To describe one of the tracks on offer here is to, for better or worse, describe pretty much all of them. This isn’t necessarily to their discredit, however, as the lack of diversity on the record allows the band to turn their album into a cohesive and effective mood piece of sorts. Magnolia has the feel of a spontaneous, yet subdued, acoustic jam between friends on a sunny afternoon; the participants only dimly aware that they’re being recorded. To discuss the opening track ‘False Alarm’, then, seems a good a track as any to discuss. The song lays out all the cards The Wooden Birds are holding. Quite simply, what we have is a rich acoustic guitar lick looping over and over as the canvas for whimsical snatches of heavily repeated melody. Changes in textures are minimal and subtle; we’re talking of nothing more than the addition of barely noticeable percussion or a layer of female vocals – nothing entices this band out of its subdued and sleepy zone.
That said, just as repetition becomes something of a strength for The Wooden Birds on the scale of the full album, it’s also a strength within the narrower parameters of a single song.
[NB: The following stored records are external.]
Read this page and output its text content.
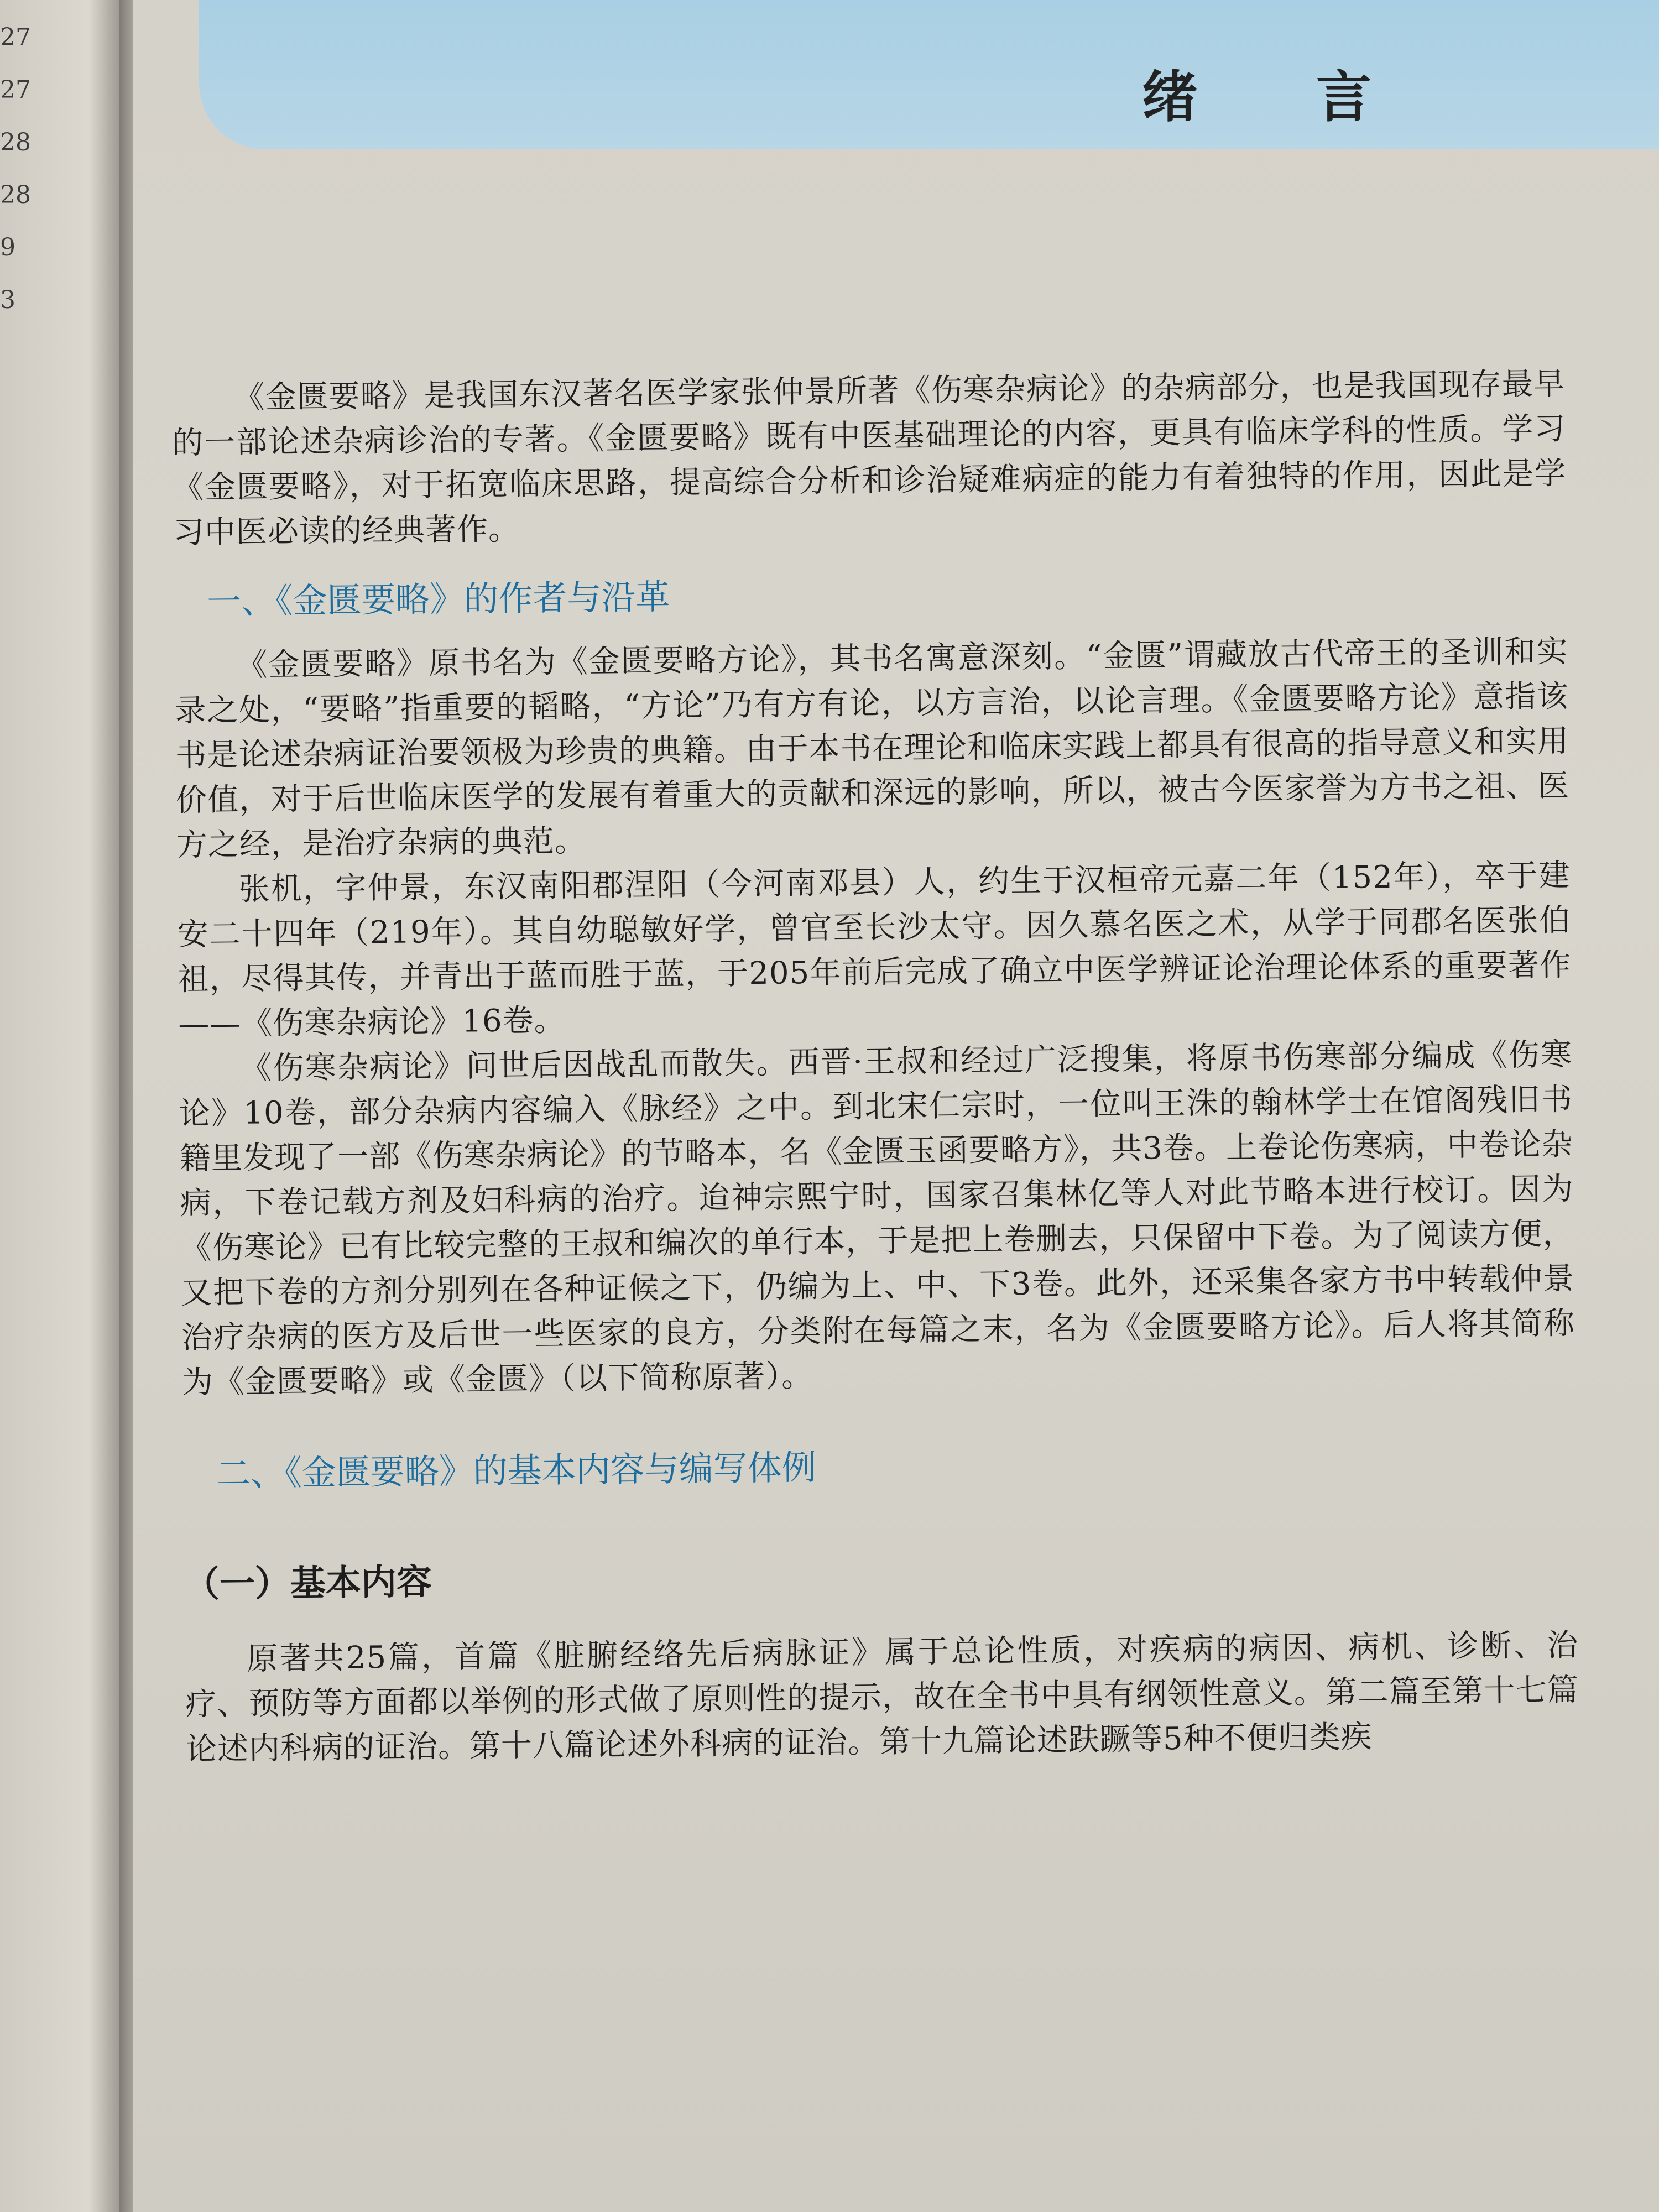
27
27
28
28
9
3
绪 言

《金匮要略》是我国东汉著名医学家张仲景所著《伤寒杂病论》的杂病部分，也是我国现存最早的一部论述杂病诊治的专著。《金匮要略》既有中医基础理论的内容，更具有临床学科的性质。学习《金匮要略》，对于拓宽临床思路，提高综合分析和诊治疑难病症的能力有着独特的作用，因此是学习中医必读的经典著作。

一、《金匮要略》的作者与沿革

《金匮要略》原书名为《金匮要略方论》，其书名寓意深刻。“金匮”谓藏放古代帝王的圣训和实录之处，“要略”指重要的韬略，“方论”乃有方有论，以方言治，以论言理。《金匮要略方论》意指该书是论述杂病证治要领极为珍贵的典籍。由于本书在理论和临床实践上都具有很高的指导意义和实用价值，对于后世临床医学的发展有着重大的贡献和深远的影响，所以，被古今医家誉为方书之祖、医方之经，是治疗杂病的典范。

张机，字仲景，东汉南阳郡涅阳（今河南邓县）人，约生于汉桓帝元嘉二年（152年），卒于建安二十四年（219年）。其自幼聪敏好学，曾官至长沙太守。因久慕名医之术，从学于同郡名医张伯祖，尽得其传，并青出于蓝而胜于蓝，于205年前后完成了确立中医学辨证论治理论体系的重要著作——《伤寒杂病论》16卷。

《伤寒杂病论》问世后因战乱而散失。西晋·王叔和经过广泛搜集，将原书伤寒部分编成《伤寒论》10卷，部分杂病内容编入《脉经》之中。到北宋仁宗时，一位叫王洙的翰林学士在馆阁残旧书籍里发现了一部《伤寒杂病论》的节略本，名《金匮玉函要略方》，共3卷。上卷论伤寒病，中卷论杂病，下卷记载方剂及妇科病的治疗。迨神宗熙宁时，国家召集林亿等人对此节略本进行校订。因为《伤寒论》已有比较完整的王叔和编次的单行本，于是把上卷删去，只保留中下卷。为了阅读方便，又把下卷的方剂分别列在各种证候之下，仍编为上、中、下3卷。此外，还采集各家方书中转载仲景治疗杂病的医方及后世一些医家的良方，分类附在每篇之末，名为《金匮要略方论》。后人将其简称为《金匮要略》或《金匮》（以下简称原著）。

二、《金匮要略》的基本内容与编写体例
（一）基本内容

原著共25篇，首篇《脏腑经络先后病脉证》属于总论性质，对疾病的病因、病机、诊断、治疗、预防等方面都以举例的形式做了原则性的提示，故在全书中具有纲领性意义。第二篇至第十七篇论述内科病的证治。第十八篇论述外科病的证治。第十九篇论述趺蹶等5种不便归类疾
Each track’s repeated guitar progressions and vocal melodies don’t exactly become hypnotic so much as they do comforting. These are songs that you’re able to hum along to when you’re hearing them for the first time; their easy familiarity inviting you to sit back, relax, pour yourself another drink, enjoy the sun… So strong is the sense of easy relaxation and comfort from this record that it sounds downright weird when they croon the heavily repeated refrain of “I hope you choke” on a track about halfway through the record.
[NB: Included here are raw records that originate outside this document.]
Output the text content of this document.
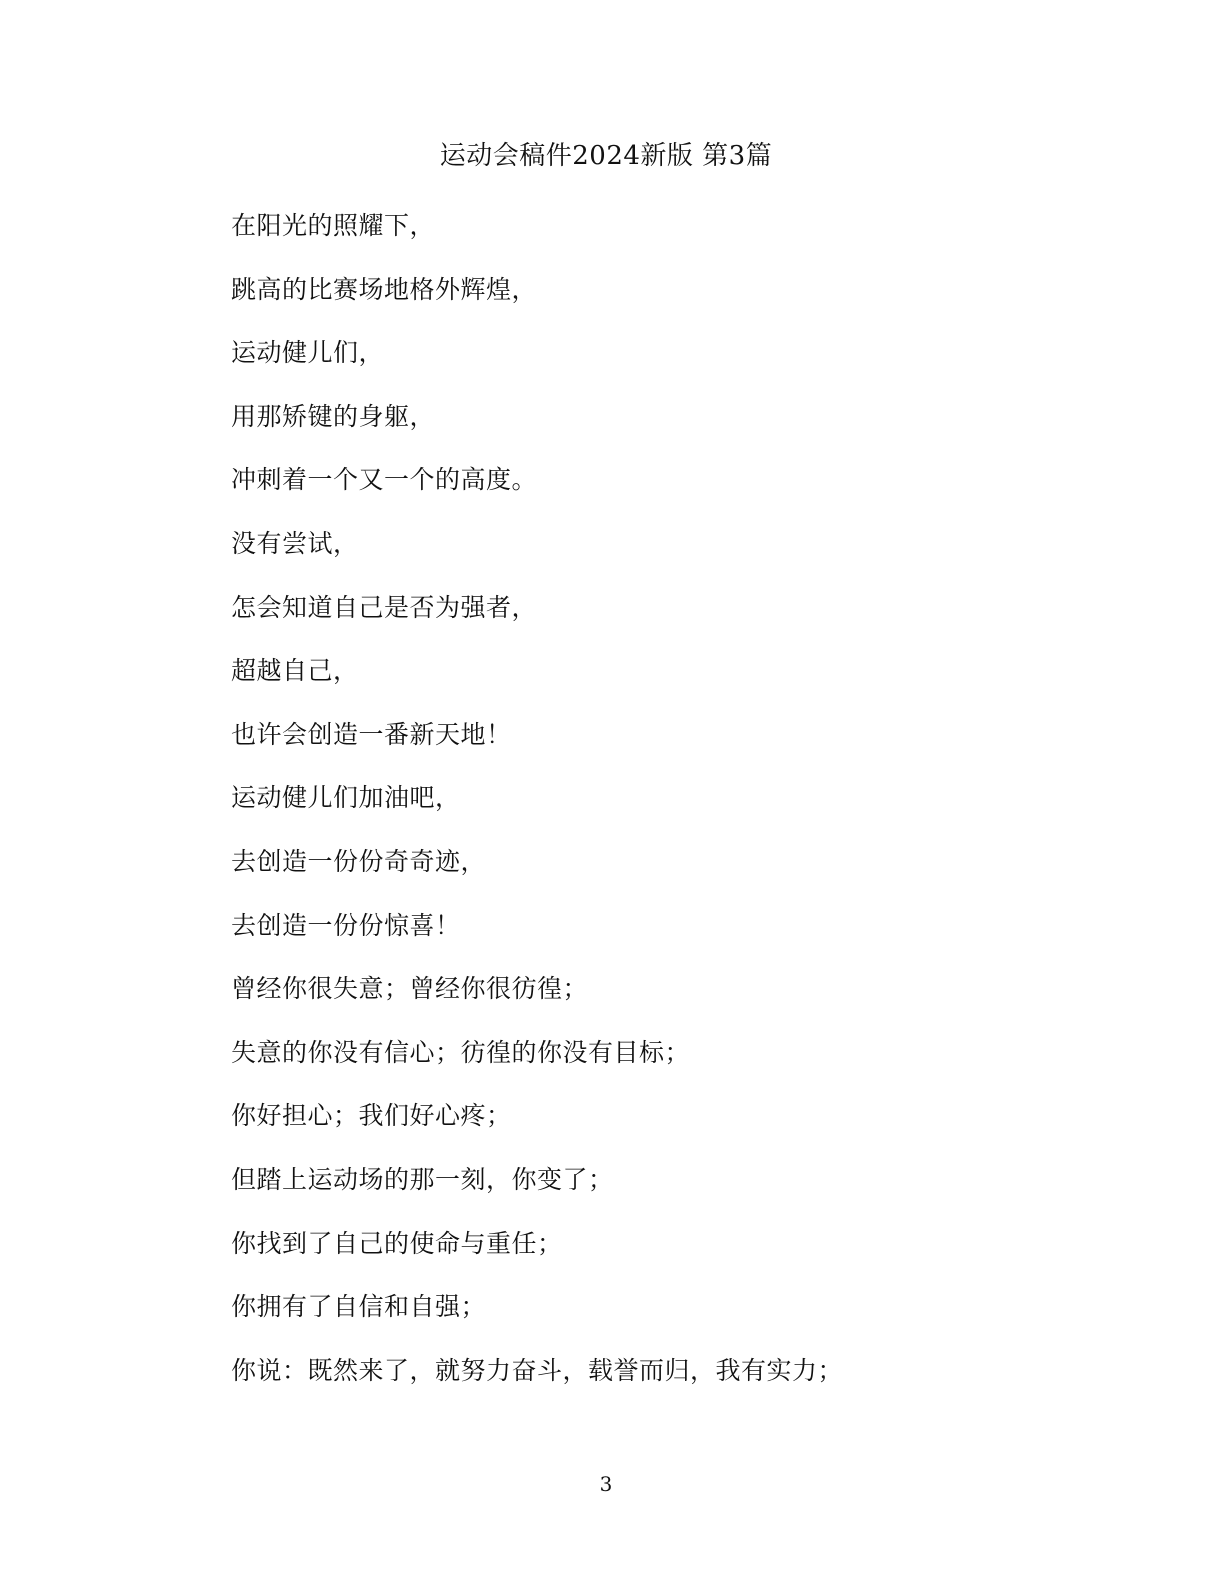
运动会稿件2024新版 第3篇
在阳光的照耀下，
跳高的比赛场地格外辉煌，
运动健儿们，
用那矫键的身躯，
冲刺着一个又一个的高度。
没有尝试，
怎会知道自己是否为强者，
超越自己，
也许会创造一番新天地！
运动健儿们加油吧，
去创造一份份奇奇迹，
去创造一份份惊喜！
曾经你很失意；曾经你很彷徨；
失意的你没有信心；彷徨的你没有目标；
你好担心；我们好心疼；
但踏上运动场的那一刻，你变了；
你找到了自己的使命与重任；
你拥有了自信和自强；
你说：既然来了，就努力奋斗，载誉而归，我有实力；
3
This relentless adherence to a single aesthetic coupled with the band’s heavy reliance on repetition means that the record may not hold your full listening attention for its entire duration (wading through the final third of the record feels a bit like Groundhog Day if you’re giving the album your undivided attention). Nevertheless, I wouldn’t deter anyone from having Magnolia in their back pockets as the perfect record to whip out for various occasions during the summer. Granted, it’s pretty far away from being any sort of soundtrack to the sweltering, beer-fuelled barbeques of your summer afternoons. However, it’s infinitely more welcome as the gentle backdrop to lazy, hazy summer evenings when it’s still gorgeous outside despite being late and you decide to go finish the bottle of wine outside with someone nice. The Wooden Birds feel like almost custom made musical accompaniment for such occasions.